L’Osteria Belvedere sarà aperta a cena tutti i giorni, tranne il giovedì, mentre il servizio del pranzo sarà disponibile il sabato e la domenica.

Il conto medio previsto si aggira intorno ai 70 euro a persona, bevande escluse.

All’esterno saranno inoltre disponibili alcuni tavoli alti, pensati per un aperitivo, una sosta informale o per chi desidera continuare la serata in un’atmosfera più rilassata.

Podere Belvedere Tuscany, tra agricoltura, cucina e ospitalità

L’apertura dell’Osteria rappresenta un ulteriore tassello nella crescita di Podere Belvedere Tuscany, progetto nato dalla casa di famiglia di Edoardo Tilli nel territorio del Chianti Rufina.

Qui agricoltura, ristorazione e ospitalità convivono all’interno di una visione che mette insieme produzione biologica, orti, uliveti, memoria contadina e ricerca gastronomica.

Il legame con la terra non è quindi soltanto un elemento narrativo, ma parte integrante del progetto: la cucina dialoga con ciò che viene prodotto e con una materia prima che viene trattata con attenzione in ogni sua fase.

Un nuovo capitolo per Edoardo Tilli

Con Osteria Belvedere, Edoardo Tilli amplia il racconto di Podere Belvedere senza rinunciare alla propria identità.

Il nuovo locale sceglie una strada fatta di piatti conosciuti, ingredienti importanti e libertà creativa, lasciando che sia la disponibilità del territorio a suggerire parte del menu.
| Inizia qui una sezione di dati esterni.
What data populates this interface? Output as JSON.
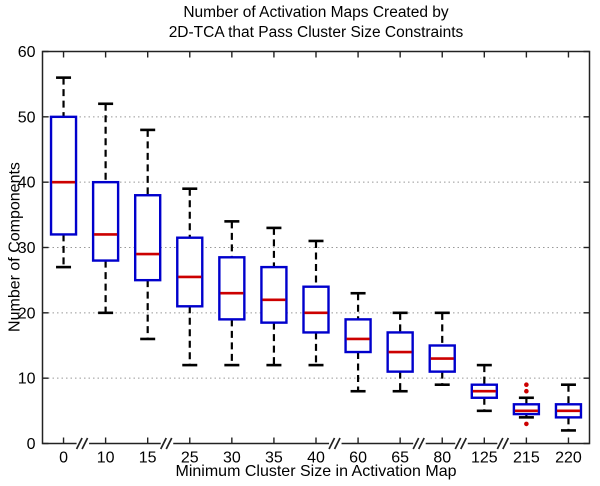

Il progetto è destinato a crescere ulteriormente nel 2027, quando nuove attività e formule di ospitalità andranno a completare l’esperienza di Podere Belvedere Tuscany.

Per ora, il primo appuntamento è fissato al 1° settembre: sedici posti, una cucina senza troppi formalismi e la voglia di riportare al centro una delle cose più semplici e potenti della ristorazione: il piacere di mangiare bene insieme.